In particular, the video bitstream produced by an SVC encoder comprises one base layer and one or more enhancement layers. In an exemplary embodiment in accordance with the principles of the invention, the base layer video stream, usually encoded with lower bitrate, lower frame rate, and lower video quality, is live streamed or broadcast to end-user terminals, whereas the one or more enhancement layer video streams are progressively downloaded to end-user terminals before showtime, during off-peak times.
Delivery methods in accordance with the invention can be used for a linear TV service to reduce bandwidth consumption during peak times. In addition, the base layer video can be handled as a basic service whereas the enhancement layer video can be handled as a premium service for its higher video quality. Digital Rights Management (DRM) or the like can be employed to control access to the enhancement layer video.
In view of the above, and as will be apparent from reading the detailed description, other embodiments and features are also possible and fall within the principles of the invention.
BRIEF DESCRIPTION OF THE FIGURES
Some embodiments of apparatus and/or methods in accordance with embodiments of the present invention are now described, by way of example only, and with reference to the accompanying figures in which:
FIG. 1 is a block diagram of a typical video delivery environment;
FIG. 2 is a block diagram of an exemplary video delivery system in accordance with the principles of the invention;
FIGS. 3A, 3B and 3C show an exemplary format of a media container file containing SVC enhancement layer video information;
FIG. 4 shows an exemplary format of a packet stream for carrying SVC base layer video information;
FIG. 5 shows a flowchart of an exemplary method of operation of a receiving device in an exemplary embodiment of the invention; and
FIG. 6 illustrates the synchronization of streamed base layer data with pre-downloaded enhancement layer data.
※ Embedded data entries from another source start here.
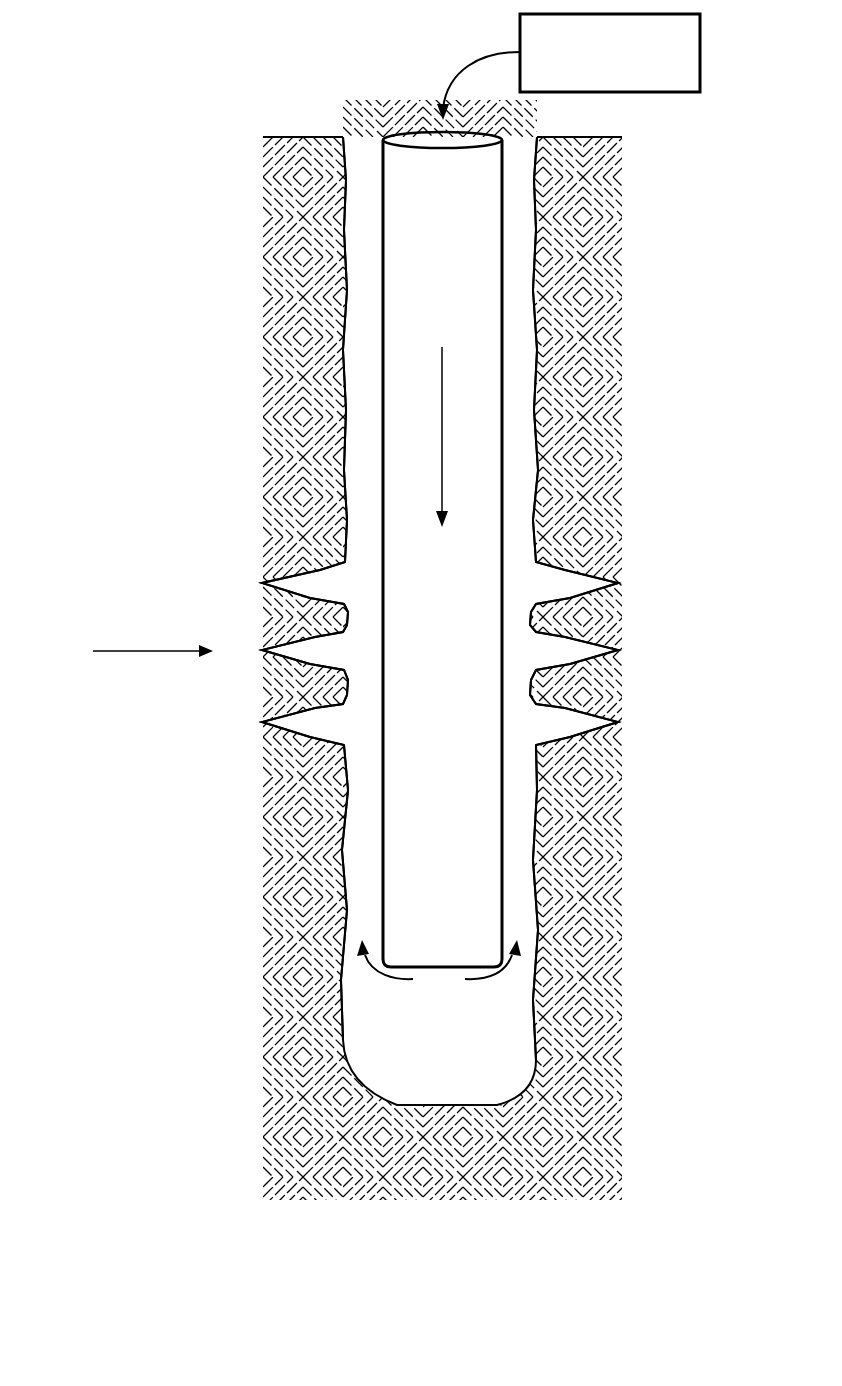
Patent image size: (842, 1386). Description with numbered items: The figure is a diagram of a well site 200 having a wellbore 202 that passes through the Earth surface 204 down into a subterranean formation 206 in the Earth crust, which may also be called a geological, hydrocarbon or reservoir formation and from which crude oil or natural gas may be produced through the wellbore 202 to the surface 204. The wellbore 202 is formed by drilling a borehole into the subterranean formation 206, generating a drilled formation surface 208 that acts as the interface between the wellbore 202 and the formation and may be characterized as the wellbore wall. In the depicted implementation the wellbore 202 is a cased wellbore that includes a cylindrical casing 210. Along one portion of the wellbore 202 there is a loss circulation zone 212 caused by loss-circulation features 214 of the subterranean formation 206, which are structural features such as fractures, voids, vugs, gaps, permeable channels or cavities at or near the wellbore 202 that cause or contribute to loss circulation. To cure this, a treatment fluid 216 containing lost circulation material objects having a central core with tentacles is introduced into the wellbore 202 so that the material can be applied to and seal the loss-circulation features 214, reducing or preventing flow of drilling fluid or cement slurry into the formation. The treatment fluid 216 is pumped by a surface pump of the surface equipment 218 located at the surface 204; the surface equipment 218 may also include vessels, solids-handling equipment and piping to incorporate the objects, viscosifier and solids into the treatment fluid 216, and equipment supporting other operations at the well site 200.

The well site 200 is at (463, 1304).
The wellbore 202 is at (522, 533).
The Earth surface 204 is at (296, 136).
The subterranean formation 206 is at (291, 239).
The drilled formation surface 208 is at (343, 348).
The cylindrical casing 210 is at (502, 343).
The loss circulation zone 212 is at (125, 652).
The loss-circulation features 214 is at (603, 630).
The treatment fluid 216 is at (468, 65).
The surface equipment 218 is at (632, 64).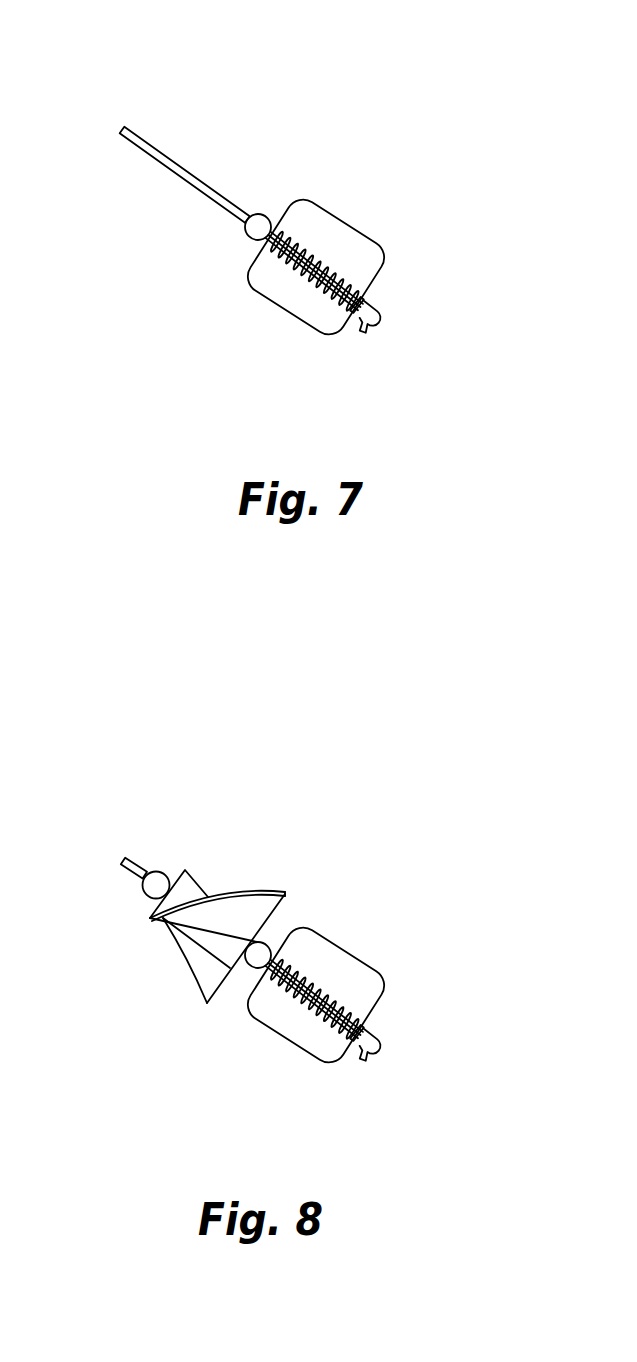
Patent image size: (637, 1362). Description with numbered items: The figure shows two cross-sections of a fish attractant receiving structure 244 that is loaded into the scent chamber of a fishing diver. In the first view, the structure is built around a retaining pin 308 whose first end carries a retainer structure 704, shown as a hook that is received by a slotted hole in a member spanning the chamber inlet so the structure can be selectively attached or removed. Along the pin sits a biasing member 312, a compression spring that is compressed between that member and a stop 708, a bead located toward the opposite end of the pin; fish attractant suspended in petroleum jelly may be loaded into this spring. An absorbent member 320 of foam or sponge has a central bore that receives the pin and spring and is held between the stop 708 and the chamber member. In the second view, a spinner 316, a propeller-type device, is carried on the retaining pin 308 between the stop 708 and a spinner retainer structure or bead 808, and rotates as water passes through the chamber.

In FIG. 7, the fish attractant receiving structure 244 is at (307, 248).
In FIG. 7, the retaining pin 308 is at (153, 143).
In FIG. 8, the retaining pin 308 is at (123, 857).
In FIG. 7, the biasing member 312 is at (290, 267).
In FIG. 8, the biasing member 312 is at (308, 1010).
In FIG. 8, the spinner 316 is at (250, 888).
In FIG. 7, the absorbent member 320 is at (386, 249).
In FIG. 8, the absorbent member 320 is at (384, 975).
In FIG. 7, the retainer structure 704 is at (378, 333).
In FIG. 8, the retainer structure 704 is at (377, 1043).
In FIG. 7, the stop 708 is at (245, 229).
In FIG. 8, the stop 708 is at (288, 938).
In FIG. 8, the spinner retainer structure 808 is at (149, 896).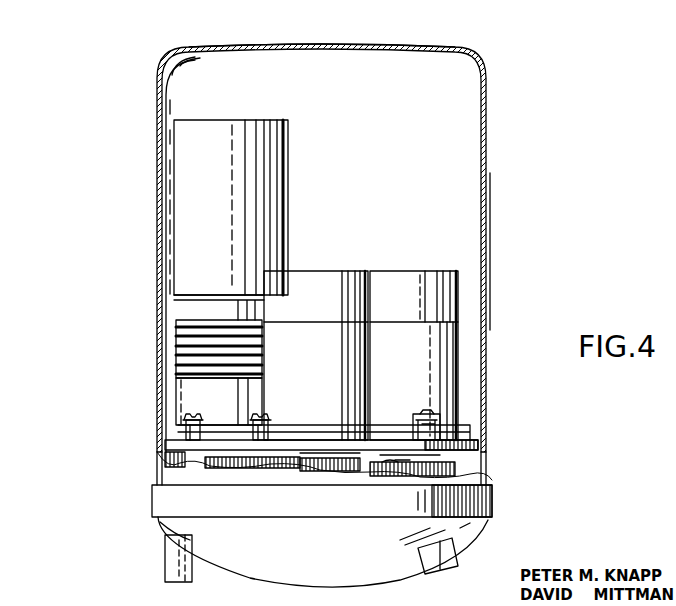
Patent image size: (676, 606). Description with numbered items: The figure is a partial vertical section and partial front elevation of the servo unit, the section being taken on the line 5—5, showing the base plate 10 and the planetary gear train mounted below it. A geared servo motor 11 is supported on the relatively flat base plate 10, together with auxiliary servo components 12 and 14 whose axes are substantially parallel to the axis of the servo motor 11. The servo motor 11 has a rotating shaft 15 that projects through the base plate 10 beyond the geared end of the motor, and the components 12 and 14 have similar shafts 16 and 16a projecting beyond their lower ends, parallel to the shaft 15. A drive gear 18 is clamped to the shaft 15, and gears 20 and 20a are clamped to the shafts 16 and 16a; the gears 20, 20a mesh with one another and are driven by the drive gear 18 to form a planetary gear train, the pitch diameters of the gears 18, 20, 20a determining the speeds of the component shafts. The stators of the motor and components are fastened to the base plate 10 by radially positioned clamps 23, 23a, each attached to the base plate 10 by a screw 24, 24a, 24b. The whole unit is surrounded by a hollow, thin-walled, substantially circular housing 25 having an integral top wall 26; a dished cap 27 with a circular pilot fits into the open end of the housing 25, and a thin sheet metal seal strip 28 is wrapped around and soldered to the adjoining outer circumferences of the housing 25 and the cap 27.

DESCRIPTION OF EMBODIMENTS
Other than the inventive concept, the elements shown in the figures are well known and will not be described in detail. For example, other than the inventive concept, familiarity with television broadcasting, receivers and video encoding is assumed and is not described in detail herein. For example, other than the inventive concept, familiarity with current and proposed recommendations for TV standards such as NTSC (National Television Systems Committee), PAL (Phase Alternation Lines), SECAM (SEquential Couleur Avec Memoire) and ATSC (Advanced Television Systems Committee) (ATSC), Chinese Digital Television System (GB) 20600-2006 and DVB-H is assumed. Likewise, other than the inventive concept, other transmission concepts such as eight-level vestigial sideband (8-VSB), Quadrature Amplitude Modulation (QAM), and receiver components such as a radio-frequency (RF) front-end (such as a low noise block, tuners, down converters, etc.), demodulators, correlators, leak integrators and squarers is assumed. Further, other than the inventive concept, familiarity with protocols such as Internet Protocol (IP), Real-time Transport Protocol (RTP), RTP Control Protocol (RTCP), User Datagram Protocol (UDP), is assumed and not described herein. Similarly, other than the inventive concept, familiarity with formatting and encoding methods such as Moving Picture Expert Group (MPEG)-2 Systems Standard (ISO/IEC 13818-1), H.264 Advanced Video Coding (AVC) and Scalable Video Coding (SVC) is assumed and not described herein. It should also be noted that the inventive concept may be implemented using conventional programming techniques, which, as such, will not be described herein. Finally, like-numbers on the figures represent similar elements.
Most TV programs are currently delivered in a system such as that depicted in FIG. 1. In the system 100 depicted, an Advanced Video Coding (AVC)/MPEG-2 encoder 110 receives a video signal 101 representing, for example, a TV program, and generates a live broadcast signal 125 for distribution to one, or more, set-top boxes (STBs) as represented by STB 150. The latter then decodes the received live broadcast signal 125 and provides video signal 165, such as high-definition (HD) or standard-definition (SD) video, to a display device 170, such as a TV, for display to a user. All of the information needed by STB 150 to generate video signal 165 is broadcast live via signal 125. Signal 125 may be conveyed by any suitable means, including wired or wireless communications channels.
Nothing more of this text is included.